Re: TSC Timecounter and multi-core/SMP

From: Poul-Henning Kamp <phk_at_phk.freebsd.dk>
Date: Sat, 19 Apr 2008 13:02:22 +0000
In message <200804181235.29530.doconnor_at_gsoft.com.au>, "Daniel O'Connor" writes
:
>> You'd think that an invariant sync'd clock (fast to read) [...]
>
>Probably because it's very very difficult to get right :)	

Actually, I think people miss a number of points here.

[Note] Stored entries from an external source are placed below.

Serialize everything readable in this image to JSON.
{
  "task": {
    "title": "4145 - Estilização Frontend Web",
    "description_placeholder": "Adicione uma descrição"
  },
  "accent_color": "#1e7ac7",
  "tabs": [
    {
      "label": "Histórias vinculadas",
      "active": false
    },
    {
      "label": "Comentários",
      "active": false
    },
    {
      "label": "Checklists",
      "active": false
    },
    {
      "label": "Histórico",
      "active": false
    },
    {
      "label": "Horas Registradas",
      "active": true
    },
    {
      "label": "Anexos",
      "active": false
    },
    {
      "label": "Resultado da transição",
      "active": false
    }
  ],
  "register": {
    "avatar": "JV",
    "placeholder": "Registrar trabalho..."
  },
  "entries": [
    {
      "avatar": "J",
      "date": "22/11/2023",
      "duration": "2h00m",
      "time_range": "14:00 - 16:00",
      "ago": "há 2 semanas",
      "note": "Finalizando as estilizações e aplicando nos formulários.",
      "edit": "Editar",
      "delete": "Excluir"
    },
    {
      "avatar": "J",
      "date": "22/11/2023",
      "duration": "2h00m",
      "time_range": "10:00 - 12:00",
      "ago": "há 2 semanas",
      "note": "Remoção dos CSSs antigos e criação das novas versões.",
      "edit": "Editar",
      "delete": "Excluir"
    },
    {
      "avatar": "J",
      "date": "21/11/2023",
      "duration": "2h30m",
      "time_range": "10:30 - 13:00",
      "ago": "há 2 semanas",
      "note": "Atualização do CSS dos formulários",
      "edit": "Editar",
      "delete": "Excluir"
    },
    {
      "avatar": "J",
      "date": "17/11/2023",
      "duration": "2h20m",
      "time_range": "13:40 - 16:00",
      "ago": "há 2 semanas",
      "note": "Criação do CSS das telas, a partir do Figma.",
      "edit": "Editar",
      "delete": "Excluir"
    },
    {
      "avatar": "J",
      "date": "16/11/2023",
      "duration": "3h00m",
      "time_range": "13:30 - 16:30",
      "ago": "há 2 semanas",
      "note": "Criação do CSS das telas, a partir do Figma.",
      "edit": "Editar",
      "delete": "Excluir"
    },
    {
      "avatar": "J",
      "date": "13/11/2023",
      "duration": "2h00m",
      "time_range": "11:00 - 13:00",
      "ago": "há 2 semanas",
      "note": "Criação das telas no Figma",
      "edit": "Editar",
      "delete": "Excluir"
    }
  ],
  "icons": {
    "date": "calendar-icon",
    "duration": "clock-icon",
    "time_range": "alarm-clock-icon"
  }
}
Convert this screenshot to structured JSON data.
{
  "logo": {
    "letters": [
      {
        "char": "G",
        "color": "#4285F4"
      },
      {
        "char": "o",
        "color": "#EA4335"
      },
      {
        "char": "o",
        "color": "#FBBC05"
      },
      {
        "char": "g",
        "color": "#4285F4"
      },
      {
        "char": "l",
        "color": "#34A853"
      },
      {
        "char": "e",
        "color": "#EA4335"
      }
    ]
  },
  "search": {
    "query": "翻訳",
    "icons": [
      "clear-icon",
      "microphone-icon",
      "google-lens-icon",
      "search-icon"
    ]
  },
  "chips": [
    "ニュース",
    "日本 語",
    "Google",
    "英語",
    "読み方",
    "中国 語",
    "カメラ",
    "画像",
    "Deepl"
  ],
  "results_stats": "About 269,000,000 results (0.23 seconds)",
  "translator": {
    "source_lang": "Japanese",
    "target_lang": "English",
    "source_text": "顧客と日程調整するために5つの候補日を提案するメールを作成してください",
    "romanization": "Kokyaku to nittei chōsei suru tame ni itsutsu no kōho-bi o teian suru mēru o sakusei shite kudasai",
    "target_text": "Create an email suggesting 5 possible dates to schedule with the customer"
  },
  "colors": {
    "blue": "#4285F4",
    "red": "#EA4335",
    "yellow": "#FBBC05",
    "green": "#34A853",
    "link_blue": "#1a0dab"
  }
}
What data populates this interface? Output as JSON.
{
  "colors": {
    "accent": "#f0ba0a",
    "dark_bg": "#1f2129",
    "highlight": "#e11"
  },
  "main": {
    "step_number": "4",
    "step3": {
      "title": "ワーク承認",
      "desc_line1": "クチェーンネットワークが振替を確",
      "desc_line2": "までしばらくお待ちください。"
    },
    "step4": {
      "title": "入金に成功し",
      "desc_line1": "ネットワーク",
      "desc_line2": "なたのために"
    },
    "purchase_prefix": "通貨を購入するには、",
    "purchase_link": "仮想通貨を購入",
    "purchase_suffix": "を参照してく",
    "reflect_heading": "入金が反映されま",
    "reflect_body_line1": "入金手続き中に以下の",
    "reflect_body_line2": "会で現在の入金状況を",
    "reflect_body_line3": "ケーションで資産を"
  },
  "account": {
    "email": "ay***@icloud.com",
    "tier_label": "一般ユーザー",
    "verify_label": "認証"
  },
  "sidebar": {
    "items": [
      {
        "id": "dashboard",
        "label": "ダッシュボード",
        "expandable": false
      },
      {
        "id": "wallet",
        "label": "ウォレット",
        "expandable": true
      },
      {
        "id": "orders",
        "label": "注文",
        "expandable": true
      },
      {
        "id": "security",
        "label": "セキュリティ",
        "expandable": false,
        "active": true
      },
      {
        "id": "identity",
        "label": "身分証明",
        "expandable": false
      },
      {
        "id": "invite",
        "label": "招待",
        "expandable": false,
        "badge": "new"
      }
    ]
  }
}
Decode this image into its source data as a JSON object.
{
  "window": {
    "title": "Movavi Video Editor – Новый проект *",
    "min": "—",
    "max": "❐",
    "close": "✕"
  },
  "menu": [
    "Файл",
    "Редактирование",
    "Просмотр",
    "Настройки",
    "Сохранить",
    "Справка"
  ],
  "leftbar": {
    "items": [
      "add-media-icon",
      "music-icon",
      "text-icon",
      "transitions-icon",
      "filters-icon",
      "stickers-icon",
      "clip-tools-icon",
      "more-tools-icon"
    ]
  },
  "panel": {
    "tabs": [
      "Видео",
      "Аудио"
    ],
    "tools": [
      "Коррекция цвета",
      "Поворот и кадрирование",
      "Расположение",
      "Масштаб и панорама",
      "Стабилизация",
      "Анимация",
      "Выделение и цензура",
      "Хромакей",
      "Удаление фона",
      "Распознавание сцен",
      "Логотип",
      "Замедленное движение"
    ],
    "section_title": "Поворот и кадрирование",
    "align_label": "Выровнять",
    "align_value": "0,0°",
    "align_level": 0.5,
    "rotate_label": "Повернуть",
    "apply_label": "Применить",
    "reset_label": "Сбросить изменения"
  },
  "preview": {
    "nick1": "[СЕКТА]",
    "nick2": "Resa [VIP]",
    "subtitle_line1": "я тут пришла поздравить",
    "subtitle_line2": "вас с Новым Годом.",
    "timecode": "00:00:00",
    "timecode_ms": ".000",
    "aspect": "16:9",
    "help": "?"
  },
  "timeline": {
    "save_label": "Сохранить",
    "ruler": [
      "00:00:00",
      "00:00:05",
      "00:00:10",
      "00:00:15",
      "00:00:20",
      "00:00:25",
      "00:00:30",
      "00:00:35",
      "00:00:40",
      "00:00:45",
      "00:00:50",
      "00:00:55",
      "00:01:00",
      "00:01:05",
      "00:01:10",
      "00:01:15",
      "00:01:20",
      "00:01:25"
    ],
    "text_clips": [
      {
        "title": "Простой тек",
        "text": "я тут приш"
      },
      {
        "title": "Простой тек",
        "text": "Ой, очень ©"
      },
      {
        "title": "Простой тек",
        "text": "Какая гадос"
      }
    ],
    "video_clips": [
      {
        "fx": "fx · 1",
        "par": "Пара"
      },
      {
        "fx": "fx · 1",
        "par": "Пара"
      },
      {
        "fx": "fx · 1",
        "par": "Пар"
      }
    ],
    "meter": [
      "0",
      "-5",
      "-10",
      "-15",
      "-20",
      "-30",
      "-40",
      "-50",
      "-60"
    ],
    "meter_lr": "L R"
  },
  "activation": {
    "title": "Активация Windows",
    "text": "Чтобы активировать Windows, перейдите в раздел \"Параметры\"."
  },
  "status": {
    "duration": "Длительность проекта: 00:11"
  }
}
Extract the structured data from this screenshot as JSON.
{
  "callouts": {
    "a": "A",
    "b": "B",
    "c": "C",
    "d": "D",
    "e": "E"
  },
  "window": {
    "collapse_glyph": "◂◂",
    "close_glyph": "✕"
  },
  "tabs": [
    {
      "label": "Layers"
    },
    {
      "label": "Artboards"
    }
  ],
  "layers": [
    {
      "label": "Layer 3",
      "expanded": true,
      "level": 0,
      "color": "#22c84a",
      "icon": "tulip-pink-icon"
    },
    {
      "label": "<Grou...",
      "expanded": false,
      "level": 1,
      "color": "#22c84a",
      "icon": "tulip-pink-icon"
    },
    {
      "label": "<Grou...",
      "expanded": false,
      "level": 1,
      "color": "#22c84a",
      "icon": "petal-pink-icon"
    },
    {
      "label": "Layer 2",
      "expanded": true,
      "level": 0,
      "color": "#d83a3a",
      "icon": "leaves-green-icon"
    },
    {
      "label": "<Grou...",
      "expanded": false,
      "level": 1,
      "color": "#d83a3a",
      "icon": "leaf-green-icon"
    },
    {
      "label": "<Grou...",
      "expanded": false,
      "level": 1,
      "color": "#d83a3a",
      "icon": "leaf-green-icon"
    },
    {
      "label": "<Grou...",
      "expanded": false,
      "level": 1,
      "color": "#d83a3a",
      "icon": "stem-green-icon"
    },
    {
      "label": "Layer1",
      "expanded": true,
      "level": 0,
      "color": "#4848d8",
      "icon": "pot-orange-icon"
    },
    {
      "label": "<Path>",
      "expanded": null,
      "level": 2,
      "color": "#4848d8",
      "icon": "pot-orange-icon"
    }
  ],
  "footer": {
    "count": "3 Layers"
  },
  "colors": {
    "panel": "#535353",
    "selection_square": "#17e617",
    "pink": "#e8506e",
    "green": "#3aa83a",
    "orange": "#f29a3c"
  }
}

One is that timekeeping, scheduling and benchmarking has different
needs.

Timekeeping:
	By definition needs to be system global, and preferably
	cheap.  Rates above 100 MHz are pointless, because of the
	nature of the sort of bus-structures we have these days.
	A good 32 bit counter which can be read atomically, running
	at > 10 MHz is perfect for this purpose.  The ACPI timer
	is usually pretty perfect for this, apart from the cost of
	reading it, which is incredibly high.
	The ACPI-timer should be distributed to all cpu sockets to
	speed up access, and a hardware reset line, either shared
	with other purposes or a dedicated signal, should be used
	to synchronize them.

Scheduling
	Can, and should, be per core, and needs deadline interrupts.
	Access should be very cheap.  Resolution of approx 1µs is
	usually overkill due to the cost of context switch times.
	HPET gets this wrong in a number of ways.

Benchmarking
	Only needs to be per CPU, needs to be high resolution which
	makes it almost impossible to keep them perfectly in sync.
	If not in sync, they are very hard to use without kernel
	support unless threads a locked to CPU for measurement.
	TSC has too unpredictable properties to be used without
	a lot of chip-type conditional code.

-- 
Poul-Henning Kamp       | UNIX since Zilog Zeus 3.20
phk_at_FreeBSD.ORG         | TCP/IP since RFC 956
FreeBSD committer       | BSD since 4.3-tahoe    
Never attribute to malice what can adequately be explained by incompetence.